Particularly the English label Ace has used photo's from our files and
incidentally Delmark, Crosscut (Germany), Wolf (Austria), Bear Family
(Germany, their recent Freddie King box), JSP (UK), Flyright (UK), Dallas
Blues Society, Henry Stone's Rockin' Records (Florida, USA) have used our
photo's. Also we contributed photo's and wrote liner notes for a series
of albums called 'I Din't Give A Damn If Whites Bought It' on Red Lightnin'
(English). And we supplied photo's (taken in Chicago between 1977 and 1981)
for the documentary about Maxwell Street called 'Cheat You Fair, The Story
Of Maxwell Street/Electrified, The Story Of The Maxwell Street Urban Blues'
(produced and released by Phil Ranstrom from Chicago), as well as a few
photo's for the books 'The Truman And Eisenhower Blues' (by Guido van Rijn,
Continuum Press, 2003) and 'Kennedy's Blues' (by Guido van Rijn, University
Press Of Mississippi, 2007).
Also we've been able to find a Dutch distributor for Delmark Records some
twenty years ago.
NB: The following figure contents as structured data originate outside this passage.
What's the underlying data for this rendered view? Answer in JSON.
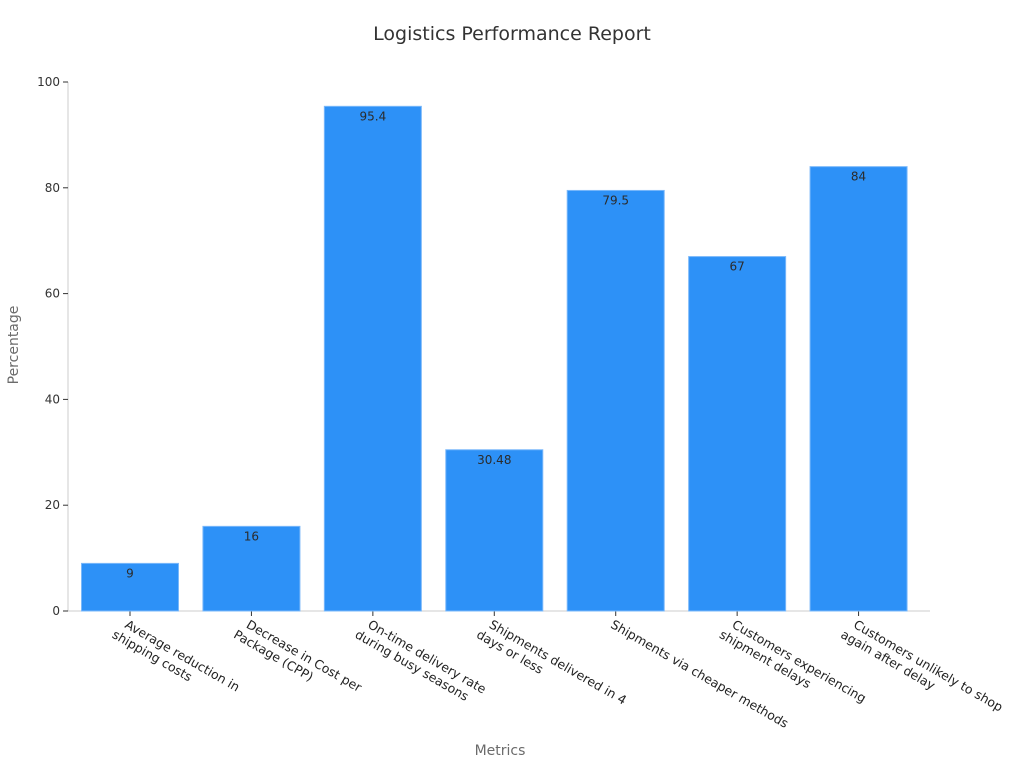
{
  "chart_data": {
    "type": "bar",
    "title": "Logistics Performance Report",
    "xlabel": "Metrics",
    "ylabel": "Percentage",
    "ylim": [
      0,
      100
    ],
    "yticks": [
      0,
      20,
      40,
      60,
      80,
      100
    ],
    "grid": false,
    "bar_color": "#2d91f7",
    "categories": [
      [
        "Average reduction in",
        "shipping costs"
      ],
      [
        "Decrease in Cost per",
        "Package (CPP)"
      ],
      [
        "On-time delivery rate",
        "during busy seasons"
      ],
      [
        "Shipments delivered in 4",
        "days or less"
      ],
      [
        "Shipments via cheaper methods"
      ],
      [
        "Customers experiencing",
        "shipment delays"
      ],
      [
        "Customers unlikely to shop",
        "again after delay"
      ]
    ],
    "values": [
      9,
      16,
      95.4,
      30.48,
      79.5,
      67,
      84
    ],
    "value_labels": [
      "9",
      "16",
      "95.4",
      "30.48",
      "79.5",
      "67",
      "84"
    ]
  }
}
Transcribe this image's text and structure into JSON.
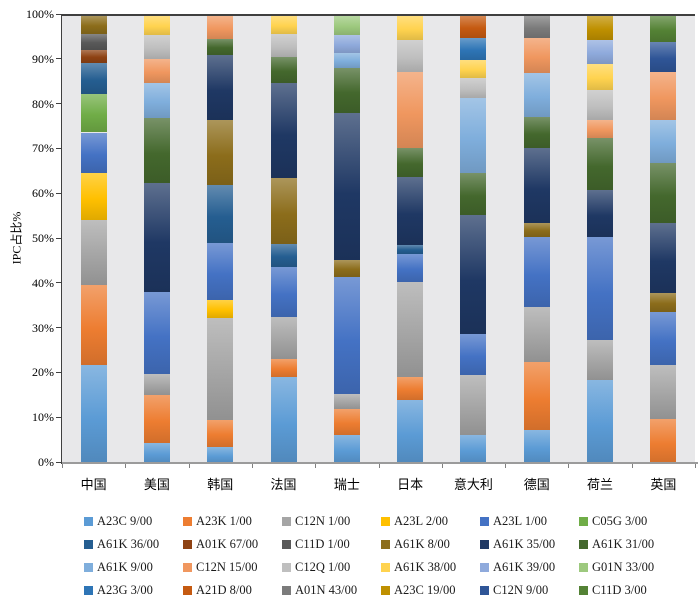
{
  "chart_data": {
    "type": "bar",
    "variant": "stacked-100-percent",
    "title": "",
    "xlabel": "",
    "ylabel": "IPC占比%",
    "ylim": [
      0,
      100
    ],
    "grid": false,
    "legend_position": "bottom",
    "yticks": [
      "0%",
      "10%",
      "20%",
      "30%",
      "40%",
      "50%",
      "60%",
      "70%",
      "80%",
      "90%",
      "100%"
    ],
    "categories": [
      "中国",
      "美国",
      "韩国",
      "法国",
      "瑞士",
      "日本",
      "意大利",
      "德国",
      "荷兰",
      "英国"
    ],
    "categories_en": [
      "china",
      "usa",
      "korea",
      "france",
      "switzerland",
      "japan",
      "italy",
      "germany",
      "netherlands",
      "uk"
    ],
    "series": [
      {
        "name": "A23C 9/00",
        "color": "#5B9BD5",
        "values": [
          22,
          4.6,
          3.9,
          19.4,
          6.4,
          14.2,
          6.4,
          7.5,
          18.7,
          0
        ]
      },
      {
        "name": "A23K 1/00",
        "color": "#ED7D31",
        "values": [
          18,
          10.8,
          5.9,
          4.1,
          5.9,
          5.2,
          0,
          15.3,
          0,
          10.1
        ]
      },
      {
        "name": "C12N 1/00",
        "color": "#A5A5A5",
        "values": [
          14.5,
          4.8,
          22.7,
          9.3,
          3.4,
          21.2,
          13.4,
          12.2,
          8.9,
          11.9
        ]
      },
      {
        "name": "A23L 2/00",
        "color": "#FFC000",
        "values": [
          10.5,
          0,
          4.1,
          0,
          0,
          0,
          0,
          0,
          0,
          0
        ]
      },
      {
        "name": "A23L 1/00",
        "color": "#4472C4",
        "values": [
          9,
          18.3,
          12.7,
          11.2,
          26,
          6.3,
          9.3,
          15.7,
          23.1,
          11.9
        ]
      },
      {
        "name": "C05G 3/00",
        "color": "#70AD47",
        "values": [
          8.5,
          0,
          0,
          0,
          0,
          0,
          0,
          0,
          0,
          0
        ]
      },
      {
        "name": "A61K 36/00",
        "color": "#255E91",
        "values": [
          7,
          0,
          13,
          5.2,
          0,
          1.9,
          0,
          0,
          0,
          0
        ]
      },
      {
        "name": "A01K 67/00",
        "color": "#8E4213",
        "values": [
          3,
          0,
          0,
          0,
          0,
          0,
          0,
          0,
          0,
          0
        ]
      },
      {
        "name": "C11D 1/00",
        "color": "#595959",
        "values": [
          3.5,
          0,
          0,
          0,
          0,
          0,
          0,
          0,
          0,
          0
        ]
      },
      {
        "name": "A61K 8/00",
        "color": "#8C6D1B",
        "values": [
          4,
          0,
          14.5,
          14.6,
          3.8,
          0,
          0,
          3,
          0,
          4.3
        ]
      },
      {
        "name": "A61K 35/00",
        "color": "#1F3864",
        "values": [
          0,
          24.3,
          14.5,
          21.3,
          32.8,
          15.3,
          26.5,
          16.8,
          10.5,
          15.5
        ]
      },
      {
        "name": "A61K 31/00",
        "color": "#44682D",
        "values": [
          0,
          14.4,
          3.5,
          5.8,
          10,
          6.4,
          9.3,
          7,
          11.5,
          13.4
        ]
      },
      {
        "name": "A61K 9/00",
        "color": "#7FAEDC",
        "values": [
          0,
          7.9,
          0,
          0,
          3.4,
          0,
          16.7,
          9.7,
          0,
          9.7
        ]
      },
      {
        "name": "C12N 15/00",
        "color": "#F0975F",
        "values": [
          0,
          5.4,
          5.2,
          0,
          0,
          17.1,
          0,
          7.8,
          4.1,
          10.8
        ]
      },
      {
        "name": "C12Q 1/00",
        "color": "#BFBFBF",
        "values": [
          0,
          5.3,
          0,
          5.1,
          0,
          7,
          4.5,
          0,
          6.7,
          0
        ]
      },
      {
        "name": "A61K 38/00",
        "color": "#FFD34F",
        "values": [
          0,
          4.2,
          0,
          4,
          0,
          5.4,
          4.1,
          0,
          5.9,
          0
        ]
      },
      {
        "name": "A61K 39/00",
        "color": "#8FAADC",
        "values": [
          0,
          0,
          0,
          0,
          4.1,
          0,
          0,
          0,
          5.2,
          0
        ]
      },
      {
        "name": "G01N 33/00",
        "color": "#9DC97E",
        "values": [
          0,
          0,
          0,
          0,
          4.2,
          0,
          0,
          0,
          0,
          0
        ]
      },
      {
        "name": "A23G 3/00",
        "color": "#2E75B6",
        "values": [
          0,
          0,
          0,
          0,
          0,
          0,
          4.8,
          0,
          0,
          0
        ]
      },
      {
        "name": "A21D 8/00",
        "color": "#C55A11",
        "values": [
          0,
          0,
          0,
          0,
          0,
          0,
          5,
          0,
          0,
          0
        ]
      },
      {
        "name": "A01N 43/00",
        "color": "#7B7B7B",
        "values": [
          0,
          0,
          0,
          0,
          0,
          0,
          0,
          5,
          0,
          0
        ]
      },
      {
        "name": "A23C 19/00",
        "color": "#BF9000",
        "values": [
          0,
          0,
          0,
          0,
          0,
          0,
          0,
          0,
          5.4,
          0
        ]
      },
      {
        "name": "C12N 9/00",
        "color": "#2F5597",
        "values": [
          0,
          0,
          0,
          0,
          0,
          0,
          0,
          0,
          0,
          6.7
        ]
      },
      {
        "name": "C11D 3/00",
        "color": "#548235",
        "values": [
          0,
          0,
          0,
          0,
          0,
          0,
          0,
          0,
          0,
          5.7
        ]
      }
    ]
  }
}
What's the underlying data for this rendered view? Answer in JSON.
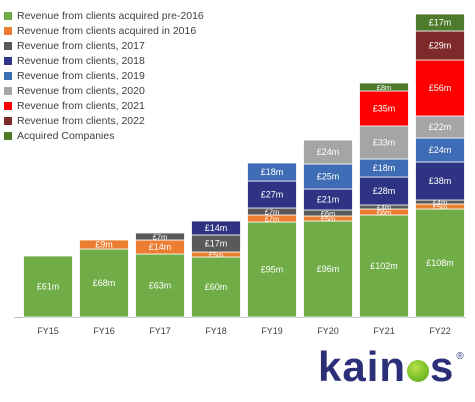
{
  "chart_data": {
    "type": "bar",
    "stacked": true,
    "categories": [
      "FY15",
      "FY16",
      "FY17",
      "FY18",
      "FY19",
      "FY20",
      "FY21",
      "FY22"
    ],
    "unit_prefix": "£",
    "unit_suffix": "m",
    "legend_position": "top-left",
    "grid": false,
    "series": [
      {
        "name": "Revenue from clients acquired pre-2016",
        "color": "#70ad47",
        "values": [
          61,
          68,
          63,
          60,
          95,
          96,
          102,
          108
        ]
      },
      {
        "name": "Revenue from clients acquired in 2016",
        "color": "#ed7d31",
        "values": [
          null,
          9,
          14,
          5,
          7,
          5,
          6,
          5
        ]
      },
      {
        "name": "Revenue from clients, 2017",
        "color": "#595959",
        "values": [
          null,
          null,
          7,
          17,
          7,
          6,
          4,
          4
        ]
      },
      {
        "name": "Revenue from clients, 2018",
        "color": "#2e3483",
        "values": [
          null,
          null,
          null,
          14,
          27,
          21,
          28,
          38
        ]
      },
      {
        "name": "Revenue from clients, 2019",
        "color": "#3f6db5",
        "values": [
          null,
          null,
          null,
          null,
          18,
          25,
          18,
          24
        ]
      },
      {
        "name": "Revenue from clients, 2020",
        "color": "#a5a5a5",
        "values": [
          null,
          null,
          null,
          null,
          null,
          24,
          33,
          22
        ]
      },
      {
        "name": "Revenue from clients, 2021",
        "color": "#ff0000",
        "values": [
          null,
          null,
          null,
          null,
          null,
          null,
          35,
          56
        ]
      },
      {
        "name": "Revenue from clients, 2022",
        "color": "#7f2a2a",
        "values": [
          null,
          null,
          null,
          null,
          null,
          null,
          null,
          29
        ]
      },
      {
        "name": "Acquired Companies",
        "color": "#4e7a2b",
        "values": [
          null,
          null,
          null,
          null,
          null,
          null,
          8,
          17
        ]
      }
    ]
  },
  "logo": {
    "text_left": "kain",
    "text_right": "s",
    "reg_mark": "®"
  }
}
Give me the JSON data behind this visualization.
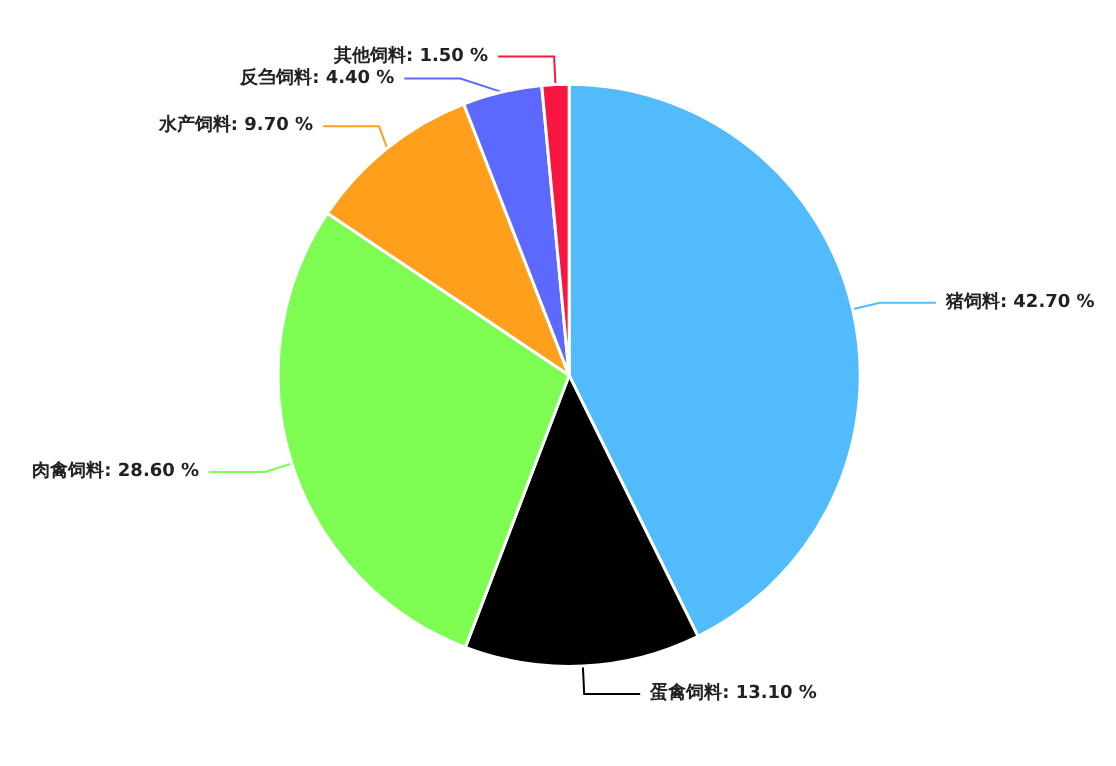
{
  "chart_data": {
    "type": "pie",
    "categories": [
      "猪饲料",
      "蛋禽饲料",
      "肉禽饲料",
      "水产饲料",
      "反刍饲料",
      "其他饲料"
    ],
    "values": [
      42.7,
      13.1,
      28.6,
      9.7,
      4.4,
      1.5
    ],
    "value_labels": [
      "42.70 %",
      "13.10 %",
      "28.60 %",
      "9.70 %",
      "4.40 %",
      "1.50 %"
    ],
    "colors": [
      "#52bbfc",
      "#000000",
      "#7dfc52",
      "#ff9f1c",
      "#5c69fc",
      "#f7163f"
    ],
    "legend": false
  }
}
Their distribution deal with Dutch company Music & Words
still exists today.
Labor of love
Meanwhile the magazine has kept on growing
to 68 pages and incidentally there were more pages. It has developed from
a poorly printed small publication into a professionally lay-outed and
printed glossy magazine, since issue # 149 entirely printed in full-colour.
Both my wife Marion and I have cut-back our dayjobs from five days a week
to four days a week a couple of years ago and I take off a month from my
dayjob unpaid to be able to manage and produce the magazine. Marion handles
the subscribtions (4.500 subscribers right now), she books the roadtrips
and hotels, she contributes reviews and she translates the articles and
newsflashes exclusively written for us by our American contributors Bill
Dahl, Scott Bock, Dick Shurman and for the next issue also Bruce Iglauer.
I still do the entire layout myself and Marion and I do the editing entirely
together in the back room of our house. This all takes a huge portion of
our spare time, but we still consider this all as a labor of love, a way
to promote the blues. A way to bring lesser known bluesmen and women to
the attention of audiences over here, often resulting in tours at this
side of the Atlantic.
So this is briefly my way - I should
say our way, since this all wouldn't have been possible without the help
of Marion and all our contributors - to keep the blues alive!